Avigan maker to seek virus treatment approval after trials

The maker of anti-influenza drug Avigan said Wednesday it will apply for the medication to be approved for treating coronavirus patients after trials showed it can shorten recovery time.
In a statement, manufacturer Fujifilm Toyama Chemical said its phase III trial in Japan, which began in March, was now complete.
Of 156 individuals described as “analysis targets”, the median recovery time was 11.9 days in those receiving Avigan compared with 14.7 for patients given a placebo.
Recovery was defined in the trial as when the virus was no longer detectable in PCR tests, and when symptoms related to temperature, oxygen saturation and chest imaging were improved.
The “randomised, placebo-controlled, single-blind comparative study” did not produce any new safety concerns, Fujifilm said.
The firm said it would now “conduct a detailed analysis of the data obtained in this trial, and will work to file Application for Partial Changes to include the additional indication in as early as October.”
The drug, whose generic name is favipiravir, was approved for use in Japan in 2014, but only in flu outbreaks that are not effectively addressed by existing medications.

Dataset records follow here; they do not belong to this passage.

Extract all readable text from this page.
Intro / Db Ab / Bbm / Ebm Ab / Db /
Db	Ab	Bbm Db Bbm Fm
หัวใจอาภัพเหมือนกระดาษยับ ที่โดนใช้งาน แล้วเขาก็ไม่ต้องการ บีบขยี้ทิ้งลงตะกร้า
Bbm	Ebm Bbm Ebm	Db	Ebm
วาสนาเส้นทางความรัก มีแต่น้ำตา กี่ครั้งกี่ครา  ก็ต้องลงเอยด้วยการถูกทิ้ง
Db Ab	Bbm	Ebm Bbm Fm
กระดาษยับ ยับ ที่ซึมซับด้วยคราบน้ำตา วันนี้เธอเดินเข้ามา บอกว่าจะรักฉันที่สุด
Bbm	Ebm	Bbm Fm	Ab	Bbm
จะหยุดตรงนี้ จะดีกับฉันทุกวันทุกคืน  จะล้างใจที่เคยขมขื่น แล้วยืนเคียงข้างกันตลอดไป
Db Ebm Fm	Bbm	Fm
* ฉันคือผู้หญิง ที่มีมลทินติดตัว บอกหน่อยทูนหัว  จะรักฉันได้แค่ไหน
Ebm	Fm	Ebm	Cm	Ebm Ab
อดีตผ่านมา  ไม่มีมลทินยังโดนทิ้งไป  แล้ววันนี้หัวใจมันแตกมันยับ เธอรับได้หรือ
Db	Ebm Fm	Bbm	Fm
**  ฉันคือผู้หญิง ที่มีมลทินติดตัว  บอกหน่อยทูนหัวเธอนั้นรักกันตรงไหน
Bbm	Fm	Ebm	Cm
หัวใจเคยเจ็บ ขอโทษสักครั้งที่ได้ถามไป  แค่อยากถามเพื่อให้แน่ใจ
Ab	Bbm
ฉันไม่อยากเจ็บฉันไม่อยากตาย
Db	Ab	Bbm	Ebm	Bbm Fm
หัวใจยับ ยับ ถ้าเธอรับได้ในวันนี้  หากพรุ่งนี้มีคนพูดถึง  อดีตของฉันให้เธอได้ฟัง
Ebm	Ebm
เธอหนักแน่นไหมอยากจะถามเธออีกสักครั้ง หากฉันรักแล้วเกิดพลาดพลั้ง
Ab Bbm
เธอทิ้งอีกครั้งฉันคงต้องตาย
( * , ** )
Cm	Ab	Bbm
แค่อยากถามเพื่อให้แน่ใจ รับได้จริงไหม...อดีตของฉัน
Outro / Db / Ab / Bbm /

It is not available on the market and can only be manufactured and distributed at the request of the Japanese government.
Favipiravir, which can be taken orally as a pill, works by blocking the ability of a virus to replicate inside a cell.
Avigan has been shown in animal studies to affect foetal development, meaning it is not given to pregnant women.
Japan has heavily backed the drug, asking Fujifilm to ramp up production for use at home and offering to supply it for free to dozens of countries that have put in requests.